CICC, based on the Wukong platform, starts from the business system and conducts layered analysis through the vertical structure, performing chaos experiments on ARM and x86 device layers, operating system layers, cloud foundations and resource layers, cloud service instance layers, and cloud service combination layers for comprehensive assessments. As shown in Figure 3-a, the business system vertical assessment module analyzes both the physical architecture and technical architecture of the business system throughout the entire process, from experimental design, steady-state index definition, experimental environment preparation, experimental implementation, to experimental report confirmation, strictly controlling experimental details to ensure experimental quality.

Figure 3: Chaos Experiment Practical Scenario Diagram

2. Practical Scenario: Emergency Drill for Real Events to Test Emergency Response Capabilities.Based on the preset fault scenarios in the emergency drill plan, chaos engineering automatically injects real faults during drills to test the monitoring system’s detection capabilities.
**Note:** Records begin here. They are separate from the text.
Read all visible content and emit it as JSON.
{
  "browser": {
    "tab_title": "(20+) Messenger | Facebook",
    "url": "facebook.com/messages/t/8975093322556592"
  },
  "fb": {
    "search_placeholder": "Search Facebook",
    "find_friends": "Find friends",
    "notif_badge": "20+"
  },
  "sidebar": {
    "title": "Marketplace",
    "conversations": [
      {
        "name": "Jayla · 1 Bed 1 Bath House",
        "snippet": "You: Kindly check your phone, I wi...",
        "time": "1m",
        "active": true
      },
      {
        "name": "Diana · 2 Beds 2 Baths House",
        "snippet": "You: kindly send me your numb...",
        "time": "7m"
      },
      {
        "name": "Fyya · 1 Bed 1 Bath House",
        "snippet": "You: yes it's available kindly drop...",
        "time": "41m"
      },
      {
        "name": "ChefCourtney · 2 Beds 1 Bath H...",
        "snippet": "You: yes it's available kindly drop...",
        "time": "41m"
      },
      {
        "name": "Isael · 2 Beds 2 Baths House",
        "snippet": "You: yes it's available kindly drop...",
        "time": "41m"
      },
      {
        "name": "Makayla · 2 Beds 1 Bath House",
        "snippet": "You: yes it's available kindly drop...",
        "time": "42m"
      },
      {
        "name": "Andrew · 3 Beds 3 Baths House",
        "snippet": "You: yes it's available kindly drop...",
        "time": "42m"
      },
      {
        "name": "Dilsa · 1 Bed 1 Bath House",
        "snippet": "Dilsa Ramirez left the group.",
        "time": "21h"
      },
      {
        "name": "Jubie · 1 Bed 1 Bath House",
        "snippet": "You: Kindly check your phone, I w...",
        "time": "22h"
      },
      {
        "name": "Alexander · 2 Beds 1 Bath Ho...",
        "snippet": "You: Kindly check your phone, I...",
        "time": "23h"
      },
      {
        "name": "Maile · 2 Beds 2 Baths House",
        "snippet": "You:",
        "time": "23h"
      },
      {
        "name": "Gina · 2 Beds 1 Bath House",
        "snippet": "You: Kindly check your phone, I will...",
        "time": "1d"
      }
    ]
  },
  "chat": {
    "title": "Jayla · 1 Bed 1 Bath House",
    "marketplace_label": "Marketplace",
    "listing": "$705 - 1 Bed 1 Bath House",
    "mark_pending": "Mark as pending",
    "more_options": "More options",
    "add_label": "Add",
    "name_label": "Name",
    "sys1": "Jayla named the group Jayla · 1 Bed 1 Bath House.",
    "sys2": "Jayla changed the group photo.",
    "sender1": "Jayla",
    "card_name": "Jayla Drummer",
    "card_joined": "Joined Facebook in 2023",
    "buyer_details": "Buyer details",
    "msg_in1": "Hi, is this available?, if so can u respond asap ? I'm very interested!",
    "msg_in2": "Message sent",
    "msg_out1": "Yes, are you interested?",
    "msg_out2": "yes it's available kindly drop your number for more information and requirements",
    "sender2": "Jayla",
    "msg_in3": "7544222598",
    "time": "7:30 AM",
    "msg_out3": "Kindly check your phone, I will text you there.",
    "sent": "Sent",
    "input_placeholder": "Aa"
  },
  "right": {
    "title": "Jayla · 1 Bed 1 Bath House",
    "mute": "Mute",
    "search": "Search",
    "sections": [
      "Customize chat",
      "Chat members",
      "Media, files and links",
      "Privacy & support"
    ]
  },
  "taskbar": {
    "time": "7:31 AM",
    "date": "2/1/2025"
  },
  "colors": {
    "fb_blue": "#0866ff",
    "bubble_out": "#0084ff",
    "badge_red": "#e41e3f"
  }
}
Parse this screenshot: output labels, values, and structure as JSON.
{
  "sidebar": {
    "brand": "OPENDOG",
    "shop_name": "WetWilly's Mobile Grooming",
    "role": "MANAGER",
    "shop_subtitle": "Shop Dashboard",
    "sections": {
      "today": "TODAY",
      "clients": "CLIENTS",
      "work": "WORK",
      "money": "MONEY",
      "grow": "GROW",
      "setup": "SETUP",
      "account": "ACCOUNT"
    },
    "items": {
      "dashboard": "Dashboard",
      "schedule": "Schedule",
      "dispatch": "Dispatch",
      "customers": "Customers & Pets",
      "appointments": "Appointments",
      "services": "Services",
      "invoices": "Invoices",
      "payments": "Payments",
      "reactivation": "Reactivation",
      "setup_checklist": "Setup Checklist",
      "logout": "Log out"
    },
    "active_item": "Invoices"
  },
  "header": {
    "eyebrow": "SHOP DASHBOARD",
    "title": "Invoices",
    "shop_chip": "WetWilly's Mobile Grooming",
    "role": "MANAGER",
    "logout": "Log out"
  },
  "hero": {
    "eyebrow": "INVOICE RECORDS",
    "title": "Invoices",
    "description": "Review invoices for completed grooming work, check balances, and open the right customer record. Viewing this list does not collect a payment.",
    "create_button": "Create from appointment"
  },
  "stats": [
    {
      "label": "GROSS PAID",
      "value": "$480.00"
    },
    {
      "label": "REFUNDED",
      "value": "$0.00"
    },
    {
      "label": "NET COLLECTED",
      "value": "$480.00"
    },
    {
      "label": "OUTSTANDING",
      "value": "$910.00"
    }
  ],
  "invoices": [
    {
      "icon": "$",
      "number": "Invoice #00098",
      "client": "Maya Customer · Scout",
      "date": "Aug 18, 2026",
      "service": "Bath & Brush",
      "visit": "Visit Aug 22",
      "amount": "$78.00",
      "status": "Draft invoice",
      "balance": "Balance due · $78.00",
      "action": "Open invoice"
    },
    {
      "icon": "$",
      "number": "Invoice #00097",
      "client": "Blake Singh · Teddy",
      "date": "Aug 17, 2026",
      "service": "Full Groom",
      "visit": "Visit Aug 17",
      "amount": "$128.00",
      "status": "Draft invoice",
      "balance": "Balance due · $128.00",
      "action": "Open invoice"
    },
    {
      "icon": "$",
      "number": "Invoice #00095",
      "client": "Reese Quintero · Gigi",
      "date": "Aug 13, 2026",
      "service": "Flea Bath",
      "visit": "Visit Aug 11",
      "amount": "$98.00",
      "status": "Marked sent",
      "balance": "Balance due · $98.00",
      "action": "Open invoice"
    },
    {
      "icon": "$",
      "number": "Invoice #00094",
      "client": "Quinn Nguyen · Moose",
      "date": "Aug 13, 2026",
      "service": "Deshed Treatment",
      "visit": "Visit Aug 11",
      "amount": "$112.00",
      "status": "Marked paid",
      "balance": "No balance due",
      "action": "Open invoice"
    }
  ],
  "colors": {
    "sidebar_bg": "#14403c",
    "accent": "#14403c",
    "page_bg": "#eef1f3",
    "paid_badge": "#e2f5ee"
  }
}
At the same time, the emergency team responds quickly, completing emergency response according to the emergency plan, testing the emergency team’s handling capabilities and the availability of the plan, as shown in Figure 3-b for the emergency response capability module.

Each business platform can customize drill plans, relying on the chaos engineering platform for both planned and unplanned drills to test the emergency response capabilities and problem detection capabilities of development and operations teams, validate the overall execution plans for emergencies, and the coverage of monitoring, verifying the emergency response processes of various teams. Additionally, based on the scenario design of the chaos engineering platform, regular emergency drill plans can be scheduled to automate the drill cycle, recording the application operational status during the drill process and generating summary reports to form a positive feedback mechanism.

3. Practical Scenario: Quality Inspection of Business System Launch.From the perspective of business requirements, business launch activities based on the CI/CD pipeline are divided into development and inspection phases. Developers complete the application design and development process in accordance with CICC’s development specifications, while inspectors use traditional inspection and chaos engineering quality inspection methods to design inspection cases for functional and non-functional validation, allowing the application to enter the pre-launch stage.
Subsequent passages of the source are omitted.